Cancer is a complex and heterogeneous disease, with a wide range of biological and clinical characteristics. The use of genomic biomarkers has become an important tool for the diagnosis, prognosis, and treatment of cancer. Genomic biomarkers are specific alterations in the genome of cancer cells that can be used to identify the molecular subtypes of cancer and predict the response to therapy, and there is increasing evidence that genomics biomarkers can aid traditional pathology to improve clinical management and patient outcomes. Numerous potential biomarkers have come to light from the technological advances in genomics and analytics, driven by the digital revolution. Discovering, evaluating, sorting out, and eventually applying these biomarkers in the clinical setting is one aspect that translational genomics has been working on. Efficient and low-cost biomarker research methods and technologies are also important to promote translational genomics development.
Despite some of the cancer genomics biomarkers have translated into clinical practice and progress has been made with the implementation of improved technologies (mass spectrometry, arrays, and deep sequencing), several kinds of cancers with occult onsets, such as pancreatic cancer and ovarian cancer, are still short of biomarkers for early diagnosis. Moreover, the concept of cancer management demands more biomarkers for measuring disease progression, allowing better targeting of treatments and avoiding drug resistance. Meanwhile, as the number of potential biomarkers has been growing rapidly, computational approaches are essential for the analysis of big data and the evaluation of potential biomarkers. In addition, there is a growing focus on the importance of data sharing and collaboration in the field of translational genomics. Collaborative efforts are underway to collect and analyze large datasets of genomic and clinical data, which can be used to identify new biomarkers and improve our understanding of the molecular basis of cancer. Therefore, large discovery and validation studies are required to investigate the mechanisms relating to cancer development, progression, and metastasis, identify new cancer-related genomics biomarkers, and foster translation to the clinics.

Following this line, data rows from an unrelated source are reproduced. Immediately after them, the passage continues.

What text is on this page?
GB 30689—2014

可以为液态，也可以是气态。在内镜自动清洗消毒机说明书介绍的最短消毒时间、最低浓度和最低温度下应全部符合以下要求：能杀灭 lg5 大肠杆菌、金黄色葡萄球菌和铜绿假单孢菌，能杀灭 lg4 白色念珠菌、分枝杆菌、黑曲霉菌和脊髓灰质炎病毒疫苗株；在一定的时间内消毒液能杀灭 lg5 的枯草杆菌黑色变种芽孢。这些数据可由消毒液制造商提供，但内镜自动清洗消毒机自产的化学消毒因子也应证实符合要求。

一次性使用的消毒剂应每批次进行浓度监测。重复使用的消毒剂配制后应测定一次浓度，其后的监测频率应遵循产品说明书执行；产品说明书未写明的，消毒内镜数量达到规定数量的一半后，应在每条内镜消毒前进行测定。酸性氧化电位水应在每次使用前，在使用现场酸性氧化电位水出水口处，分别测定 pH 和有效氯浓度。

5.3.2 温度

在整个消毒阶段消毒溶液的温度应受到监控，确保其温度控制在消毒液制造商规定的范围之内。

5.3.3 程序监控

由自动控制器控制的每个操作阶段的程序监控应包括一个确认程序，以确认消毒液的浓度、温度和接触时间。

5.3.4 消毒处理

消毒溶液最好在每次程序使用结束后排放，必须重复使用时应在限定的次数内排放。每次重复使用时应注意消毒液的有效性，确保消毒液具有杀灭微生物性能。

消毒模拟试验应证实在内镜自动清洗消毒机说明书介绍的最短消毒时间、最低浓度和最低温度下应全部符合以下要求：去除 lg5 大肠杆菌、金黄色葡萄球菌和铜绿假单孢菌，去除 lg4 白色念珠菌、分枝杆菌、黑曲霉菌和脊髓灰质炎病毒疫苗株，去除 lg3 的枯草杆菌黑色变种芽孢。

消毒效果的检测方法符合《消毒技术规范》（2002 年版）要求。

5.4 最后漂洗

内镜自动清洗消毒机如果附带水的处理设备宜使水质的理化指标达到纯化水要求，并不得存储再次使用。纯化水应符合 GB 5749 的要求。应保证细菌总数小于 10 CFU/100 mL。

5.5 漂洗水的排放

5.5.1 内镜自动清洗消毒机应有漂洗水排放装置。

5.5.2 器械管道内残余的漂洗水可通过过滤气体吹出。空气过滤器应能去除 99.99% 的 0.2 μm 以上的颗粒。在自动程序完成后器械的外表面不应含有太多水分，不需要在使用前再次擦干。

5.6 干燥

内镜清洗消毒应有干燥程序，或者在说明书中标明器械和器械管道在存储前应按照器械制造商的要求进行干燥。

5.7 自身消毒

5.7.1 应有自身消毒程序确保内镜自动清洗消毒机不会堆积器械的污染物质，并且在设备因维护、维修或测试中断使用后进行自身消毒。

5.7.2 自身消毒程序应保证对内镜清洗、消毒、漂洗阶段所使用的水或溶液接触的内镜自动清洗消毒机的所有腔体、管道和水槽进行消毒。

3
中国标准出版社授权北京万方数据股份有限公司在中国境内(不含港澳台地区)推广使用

In this research topic, we aim to gather original research articles, reviews, perspectives, and opinions that reveal markers and their molecular mechanisms, providing the necessary theoretical basis and clinical evidence for their application in cancer management. Topics include but are not limited to:
• Utilizing research findings achieved at the molecular, genomic, and cellular levels to guide therapeutic strategies for the enhancement of clinical outcomes.
• Novel computational or bioinformatics methods to identify potential biomarkers for cancer diagnosis and prognosis.

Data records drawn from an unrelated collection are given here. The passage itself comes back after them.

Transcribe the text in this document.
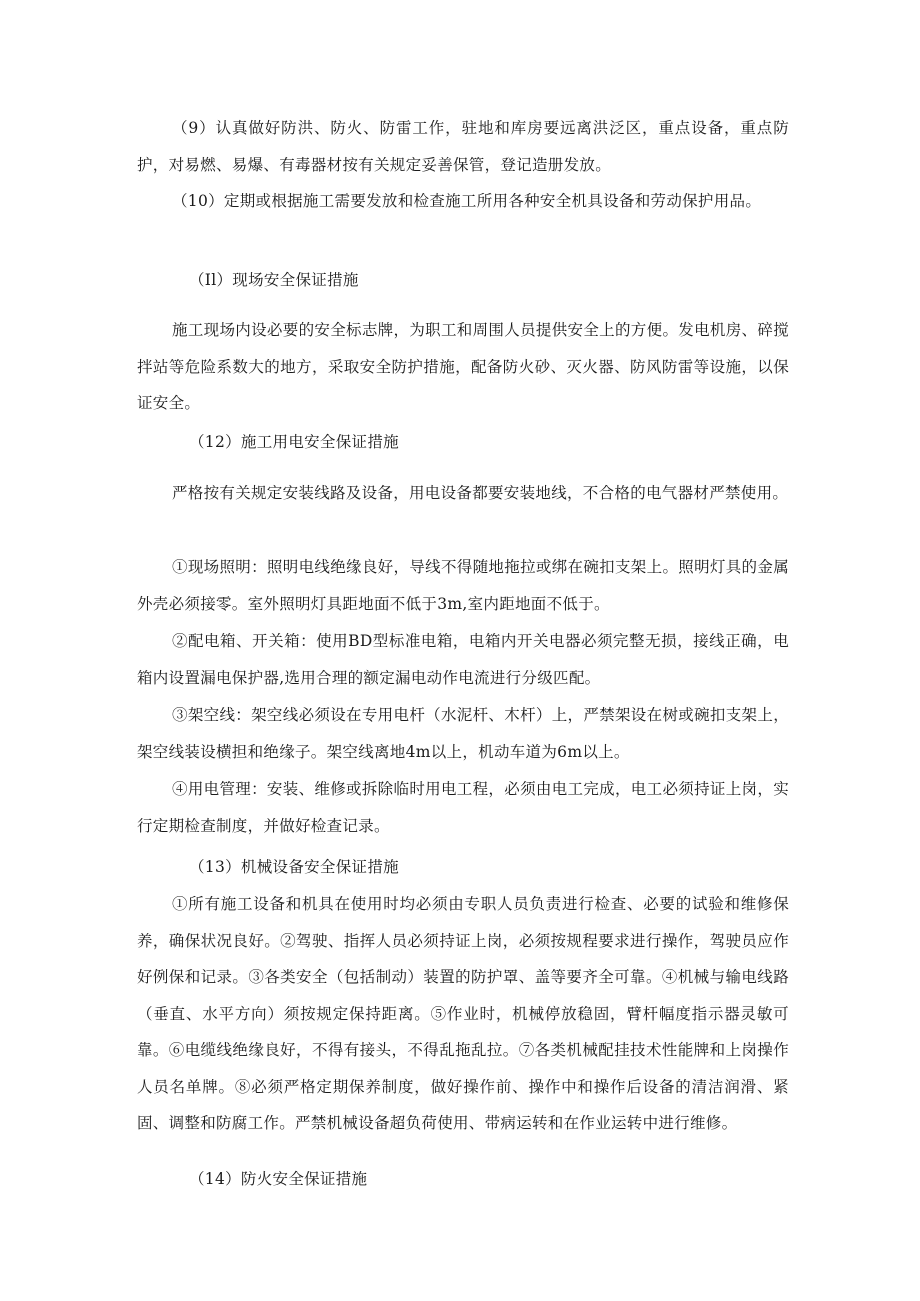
（9）认真做好防洪、防火、防雷工作，驻地和库房要远离洪泛区，重点设备，重点防护，对易燃、易爆、有毒器材按有关规定妥善保管，登记造册发放。

（10）定期或根据施工需要发放和检查施工所用各种安全机具设备和劳动保护用品。

（Il）现场安全保证措施

施工现场内设必要的安全标志牌，为职工和周围人员提供安全上的方便。发电机房、碎搅拌站等危险系数大的地方，采取安全防护措施，配备防火砂、灭火器、防风防雷等设施，以保证安全。

（12）施工用电安全保证措施

严格按有关规定安装线路及设备，用电设备都要安装地线，不合格的电气器材严禁使用。

①现场照明：照明电线绝缘良好，导线不得随地拖拉或绑在碗扣支架上。照明灯具的金属外壳必须接零。室外照明灯具距地面不低于3m,室内距地面不低于。

②配电箱、开关箱：使用BD型标准电箱，电箱内开关电器必须完整无损，接线正确，电箱内设置漏电保护器,选用合理的额定漏电动作电流进行分级匹配。

③架空线：架空线必须设在专用电杆（水泥杆、木杆）上，严禁架设在树或碗扣支架上，架空线装设横担和绝缘子。架空线离地4m以上，机动车道为6m以上。

④用电管理：安装、维修或拆除临时用电工程，必须由电工完成，电工必须持证上岗，实行定期检查制度，并做好检查记录。

（13）机械设备安全保证措施

①所有施工设备和机具在使用时均必须由专职人员负责进行检查、必要的试验和维修保养，确保状况良好。②驾驶、指挥人员必须持证上岗，必须按规程要求进行操作，驾驶员应作好例保和记录。③各类安全（包括制动）装置的防护罩、盖等要齐全可靠。④机械与输电线路（垂直、水平方向）须按规定保持距离。⑤作业时，机械停放稳固，臂杆幅度指示器灵敏可靠。⑥电缆线绝缘良好，不得有接头，不得乱拖乱拉。⑦各类机械配挂技术性能牌和上岗操作人员名单牌。⑧必须严格定期保养制度，做好操作前、操作中和操作后设备的清洁润滑、紧固、调整和防腐工作。严禁机械设备超负荷使用、带病运转和在作业运转中进行维修。

（14）防火安全保证措施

• Using multiple approaches, such as multi-omics technology, multi-modal data, and the combination of wet lab analysis and in silico methods, to study the diagnosis, treatment, and pathogenesis of cancer and optimize cancer patients’ management.

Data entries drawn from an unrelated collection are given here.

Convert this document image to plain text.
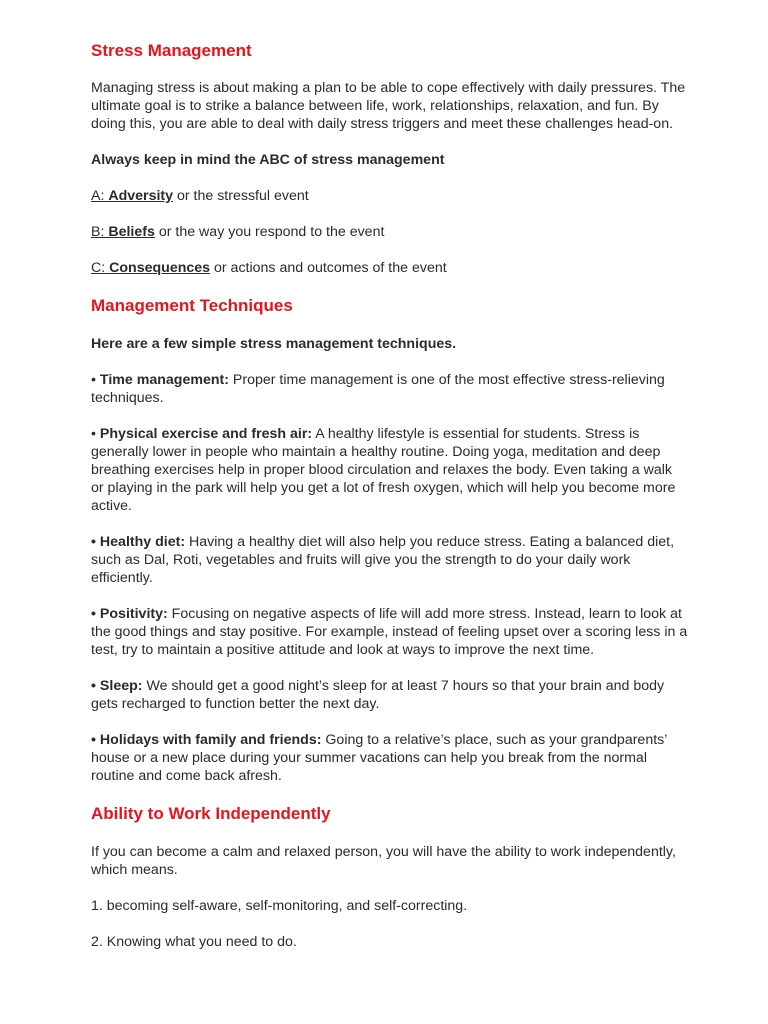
Stress Management

Managing stress is about making a plan to be able to cope effectively with daily pressures. The ultimate goal is to strike a balance between life, work, relationships, relaxation, and fun. By doing this, you are able to deal with daily stress triggers and meet these challenges head-on.

Always keep in mind the ABC of stress management

A: Adversity or the stressful event

B: Beliefs or the way you respond to the event

C: Consequences or actions and outcomes of the event

Management Techniques

Here are a few simple stress management techniques.

• Time management: Proper time management is one of the most effective stress-relieving techniques.

• Physical exercise and fresh air: A healthy lifestyle is essential for students. Stress is generally lower in people who maintain a healthy routine. Doing yoga, meditation and deep breathing exercises help in proper blood circulation and relaxes the body. Even taking a walk or playing in the park will help you get a lot of fresh oxygen, which will help you become more active.

• Healthy diet: Having a healthy diet will also help you reduce stress. Eating a balanced diet, such as Dal, Roti, vegetables and fruits will give you the strength to do your daily work efficiently.

• Positivity: Focusing on negative aspects of life will add more stress. Instead, learn to look at the good things and stay positive. For example, instead of feeling upset over a scoring less in a test, try to maintain a positive attitude and look at ways to improve the next time.

• Sleep: We should get a good night’s sleep for at least 7 hours so that your brain and body gets recharged to function better the next day.

• Holidays with family and friends: Going to a relative’s place, such as your grandparents’ house or a new place during your summer vacations can help you break from the normal routine and come back afresh.

Ability to Work Independently

If you can become a calm and relaxed person, you will have the ability to work independently, which means.

1. becoming self-aware, self-monitoring, and self-correcting.

2. Knowing what you need to do.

• Novel biomarkers discovery, identification, and validation, such as miRNA, lncRNA, DNA methylation, and cfDNA fragment omics.
• Development of new technologies and platforms for the identification and analysis of genomic biomarkers.
• Integration of genomic biomarkers with other clinical, pathological, and radiological parameters to improve cancer management.
Please note: Bioinformatic studies are welcome, however, these should not be based solely on analysis of publicly available datasets such as TCGA. It is essential to have an independent validation cohort on alternative datasets for statistically significant confirmation of the findings communicated and sufficient patient cases.